Perché non si concretizza la proposta? Innanzi tutto si è logorato nell’Est il quadro religioso di riferimento, pur tante volte proclamato, specie in Russia. Sembra che i riferimenti cristiani al Natale, abbiano poca forza a fronte delle logiche nazionaliste. Non è di oggi, se si ricorda la scarsa recezione dei messaggi del papato nei due conflitti mondiali. Questo, però, dovrebbe far riflettere sull’impotenza del cristianesimo di fronte al male e spingere a cercare nuove vie per affermare quella pace che, almeno dal Novecento, è divenuta centrale nel messaggio dei papi e rilevante nella coscienza cristiana. Così è stato calpestato l’ecumenismo cristiano nelle divisioni acerbe e nell’isolamento di Chiese ortodosse, divise e conflittuali, ma tutte aventi in comune lo stesso patrimonio spirituale e liturgico, e, per secoli, vissute in comunione, anzi con dalla stessa origine.

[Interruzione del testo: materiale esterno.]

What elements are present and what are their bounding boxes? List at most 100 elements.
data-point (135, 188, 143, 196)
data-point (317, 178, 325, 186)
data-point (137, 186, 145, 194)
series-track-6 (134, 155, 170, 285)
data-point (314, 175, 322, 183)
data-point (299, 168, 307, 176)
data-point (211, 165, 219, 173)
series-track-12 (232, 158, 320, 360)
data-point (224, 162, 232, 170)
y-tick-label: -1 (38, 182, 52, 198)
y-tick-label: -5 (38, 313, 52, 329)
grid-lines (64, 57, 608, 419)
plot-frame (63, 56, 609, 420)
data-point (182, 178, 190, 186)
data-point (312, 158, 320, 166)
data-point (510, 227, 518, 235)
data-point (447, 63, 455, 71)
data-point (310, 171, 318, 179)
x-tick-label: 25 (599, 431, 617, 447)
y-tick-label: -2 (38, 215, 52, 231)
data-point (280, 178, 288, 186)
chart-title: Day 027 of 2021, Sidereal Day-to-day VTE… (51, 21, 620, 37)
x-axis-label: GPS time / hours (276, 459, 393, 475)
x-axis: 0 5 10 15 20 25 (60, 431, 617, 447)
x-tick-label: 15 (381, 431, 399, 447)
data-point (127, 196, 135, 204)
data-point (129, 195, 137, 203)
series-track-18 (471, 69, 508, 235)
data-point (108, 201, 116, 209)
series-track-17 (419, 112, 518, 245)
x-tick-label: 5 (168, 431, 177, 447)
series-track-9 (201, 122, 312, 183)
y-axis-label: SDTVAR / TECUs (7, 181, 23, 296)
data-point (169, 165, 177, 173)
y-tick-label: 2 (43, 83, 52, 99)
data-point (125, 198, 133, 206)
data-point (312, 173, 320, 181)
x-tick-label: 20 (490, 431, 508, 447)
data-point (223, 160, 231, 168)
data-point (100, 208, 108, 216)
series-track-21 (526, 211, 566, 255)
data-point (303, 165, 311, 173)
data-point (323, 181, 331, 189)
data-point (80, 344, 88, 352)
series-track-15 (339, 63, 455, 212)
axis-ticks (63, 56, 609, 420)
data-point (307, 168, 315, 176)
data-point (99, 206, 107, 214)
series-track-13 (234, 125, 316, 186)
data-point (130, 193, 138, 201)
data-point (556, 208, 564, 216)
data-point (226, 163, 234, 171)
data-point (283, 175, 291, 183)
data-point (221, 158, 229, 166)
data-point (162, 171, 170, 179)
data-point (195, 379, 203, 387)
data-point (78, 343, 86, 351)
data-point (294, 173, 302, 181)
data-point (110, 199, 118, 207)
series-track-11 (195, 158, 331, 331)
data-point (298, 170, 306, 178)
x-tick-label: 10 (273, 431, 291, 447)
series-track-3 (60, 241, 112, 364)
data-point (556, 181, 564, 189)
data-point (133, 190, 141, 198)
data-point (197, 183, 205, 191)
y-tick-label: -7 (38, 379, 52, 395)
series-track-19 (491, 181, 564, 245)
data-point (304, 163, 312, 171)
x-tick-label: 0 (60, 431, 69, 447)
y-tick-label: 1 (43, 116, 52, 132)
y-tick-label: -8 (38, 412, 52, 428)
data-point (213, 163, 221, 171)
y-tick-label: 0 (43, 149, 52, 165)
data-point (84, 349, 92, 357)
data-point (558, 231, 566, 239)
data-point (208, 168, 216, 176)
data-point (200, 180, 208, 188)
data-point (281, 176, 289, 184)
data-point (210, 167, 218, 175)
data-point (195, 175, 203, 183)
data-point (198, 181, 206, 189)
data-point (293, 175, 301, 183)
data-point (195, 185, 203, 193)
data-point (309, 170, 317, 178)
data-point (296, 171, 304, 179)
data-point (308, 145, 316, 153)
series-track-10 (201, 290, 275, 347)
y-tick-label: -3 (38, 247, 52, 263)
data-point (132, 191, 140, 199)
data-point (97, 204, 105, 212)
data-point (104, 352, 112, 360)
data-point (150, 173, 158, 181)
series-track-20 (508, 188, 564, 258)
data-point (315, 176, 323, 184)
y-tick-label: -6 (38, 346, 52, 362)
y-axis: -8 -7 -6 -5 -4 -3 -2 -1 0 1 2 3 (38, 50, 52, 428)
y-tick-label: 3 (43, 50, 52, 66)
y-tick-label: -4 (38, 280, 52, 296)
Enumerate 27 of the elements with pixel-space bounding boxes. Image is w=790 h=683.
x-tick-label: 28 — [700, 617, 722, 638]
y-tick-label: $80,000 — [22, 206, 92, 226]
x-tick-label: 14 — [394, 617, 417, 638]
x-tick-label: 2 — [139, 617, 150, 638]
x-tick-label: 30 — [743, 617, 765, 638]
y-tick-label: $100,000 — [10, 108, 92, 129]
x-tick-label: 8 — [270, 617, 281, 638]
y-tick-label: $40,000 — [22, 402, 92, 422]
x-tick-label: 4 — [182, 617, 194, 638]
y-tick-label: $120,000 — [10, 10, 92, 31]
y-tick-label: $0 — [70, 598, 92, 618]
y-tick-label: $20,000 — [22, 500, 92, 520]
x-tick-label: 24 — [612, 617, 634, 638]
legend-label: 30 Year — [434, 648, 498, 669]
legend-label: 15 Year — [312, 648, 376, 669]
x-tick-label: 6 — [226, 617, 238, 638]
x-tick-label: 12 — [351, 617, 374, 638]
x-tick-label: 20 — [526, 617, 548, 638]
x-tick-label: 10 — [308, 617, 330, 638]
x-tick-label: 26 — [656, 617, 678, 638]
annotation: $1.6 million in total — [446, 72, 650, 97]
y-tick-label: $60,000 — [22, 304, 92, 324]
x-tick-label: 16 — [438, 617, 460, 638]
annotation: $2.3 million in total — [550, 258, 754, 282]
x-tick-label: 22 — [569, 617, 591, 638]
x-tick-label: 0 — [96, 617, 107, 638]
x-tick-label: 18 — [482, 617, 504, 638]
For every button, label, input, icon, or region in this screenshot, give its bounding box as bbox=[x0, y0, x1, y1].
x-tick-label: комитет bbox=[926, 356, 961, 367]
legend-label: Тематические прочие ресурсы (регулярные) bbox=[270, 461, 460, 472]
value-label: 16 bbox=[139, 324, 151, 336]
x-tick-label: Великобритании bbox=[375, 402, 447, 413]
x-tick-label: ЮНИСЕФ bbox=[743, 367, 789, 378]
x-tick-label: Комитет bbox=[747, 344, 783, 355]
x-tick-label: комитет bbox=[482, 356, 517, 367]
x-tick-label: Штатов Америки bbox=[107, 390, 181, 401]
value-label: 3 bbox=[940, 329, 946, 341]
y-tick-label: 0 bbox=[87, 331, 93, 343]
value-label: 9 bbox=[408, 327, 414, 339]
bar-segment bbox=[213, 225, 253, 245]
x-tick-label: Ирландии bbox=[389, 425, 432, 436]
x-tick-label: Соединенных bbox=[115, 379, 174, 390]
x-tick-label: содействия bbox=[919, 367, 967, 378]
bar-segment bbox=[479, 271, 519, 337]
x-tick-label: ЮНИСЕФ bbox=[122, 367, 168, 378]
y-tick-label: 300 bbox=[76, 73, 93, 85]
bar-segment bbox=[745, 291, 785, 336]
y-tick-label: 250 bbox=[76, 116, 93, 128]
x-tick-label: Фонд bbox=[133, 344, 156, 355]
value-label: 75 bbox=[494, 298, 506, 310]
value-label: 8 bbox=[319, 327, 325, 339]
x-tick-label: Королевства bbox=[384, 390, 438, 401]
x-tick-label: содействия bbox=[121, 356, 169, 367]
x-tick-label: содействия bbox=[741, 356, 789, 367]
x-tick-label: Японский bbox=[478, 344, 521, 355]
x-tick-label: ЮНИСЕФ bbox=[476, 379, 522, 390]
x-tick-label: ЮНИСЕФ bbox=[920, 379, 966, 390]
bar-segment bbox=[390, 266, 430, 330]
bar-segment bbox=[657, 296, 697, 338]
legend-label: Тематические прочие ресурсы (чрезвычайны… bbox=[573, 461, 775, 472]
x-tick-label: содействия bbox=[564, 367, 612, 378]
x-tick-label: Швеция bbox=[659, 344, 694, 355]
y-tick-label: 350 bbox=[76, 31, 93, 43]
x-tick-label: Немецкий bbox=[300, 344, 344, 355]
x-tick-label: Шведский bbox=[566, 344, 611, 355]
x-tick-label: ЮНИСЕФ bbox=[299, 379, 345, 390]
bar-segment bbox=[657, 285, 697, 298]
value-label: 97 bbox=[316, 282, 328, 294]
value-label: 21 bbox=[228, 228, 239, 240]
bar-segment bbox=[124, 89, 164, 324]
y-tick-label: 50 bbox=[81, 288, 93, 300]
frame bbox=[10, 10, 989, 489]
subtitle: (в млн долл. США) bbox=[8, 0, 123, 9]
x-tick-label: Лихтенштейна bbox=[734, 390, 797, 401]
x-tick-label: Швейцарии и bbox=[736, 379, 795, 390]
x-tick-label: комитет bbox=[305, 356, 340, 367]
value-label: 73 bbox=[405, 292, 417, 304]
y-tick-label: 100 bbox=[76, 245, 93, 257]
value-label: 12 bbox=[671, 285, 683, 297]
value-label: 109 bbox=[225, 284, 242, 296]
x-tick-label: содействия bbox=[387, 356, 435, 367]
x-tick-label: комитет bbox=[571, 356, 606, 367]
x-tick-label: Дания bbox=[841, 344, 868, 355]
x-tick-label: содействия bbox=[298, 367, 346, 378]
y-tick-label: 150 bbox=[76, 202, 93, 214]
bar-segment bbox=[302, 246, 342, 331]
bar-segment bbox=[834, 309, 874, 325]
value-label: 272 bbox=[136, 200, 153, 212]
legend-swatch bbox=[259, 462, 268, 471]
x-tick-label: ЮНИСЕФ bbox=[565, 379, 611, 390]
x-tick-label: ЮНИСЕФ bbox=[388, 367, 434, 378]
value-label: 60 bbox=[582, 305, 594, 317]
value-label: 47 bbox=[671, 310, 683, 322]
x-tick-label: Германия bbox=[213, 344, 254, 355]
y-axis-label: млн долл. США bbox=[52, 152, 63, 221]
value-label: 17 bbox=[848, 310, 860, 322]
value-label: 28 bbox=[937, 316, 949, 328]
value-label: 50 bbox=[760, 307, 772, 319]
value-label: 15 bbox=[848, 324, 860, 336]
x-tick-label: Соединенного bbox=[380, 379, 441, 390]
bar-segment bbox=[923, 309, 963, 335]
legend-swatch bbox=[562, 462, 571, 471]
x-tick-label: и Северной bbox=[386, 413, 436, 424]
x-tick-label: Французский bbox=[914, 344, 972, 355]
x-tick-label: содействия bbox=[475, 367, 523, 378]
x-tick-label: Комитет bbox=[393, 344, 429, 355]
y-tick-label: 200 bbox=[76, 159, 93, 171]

Qui sta il punto maggiore di poca credibilità delle Chiese. Se non ci sarà la tregua di Natale, sarà una sconfitta del cristianesimo, dopo cui non ci si potrà voltare dall’altra parte, lamentandosi dell’irrilevanza e la distrazione delle genti. Sarà un impulso a chiedersi che devono fare i cristiani in questa grande contraddizione che è la guerra. Soprattutto si rivelerà la sconfitta dell’umanità, che segue a quella dell’aggressione russa all’Ucraina. Un’umanità europea e slava, che non sa trovare ragioni, comunanze, energie per uscire da una logica di guerra, che porterà probabilmente alla lunga durata del conflitto, senza vinti né vincitori, con tanto spargimento di sangue e molta sofferenza per le popolazioni ucraine.
Ha ragione papa Francesco nella forte definizione della guerra nella Fratelli tutti: «Ogni guerra lascia il mondo peggiore di come lo ha trovato. La guerra è un fallimento della politica e dell’umanità, una resa vergognosa, una sconfitta di fronte alle forze del male». Se sul terreno una sosta negli scontri sembra bloccata, la tregua va comunque proposta pubblicamente con decisione: che ciascuno si prenda la responsabilità di accettarla o meno.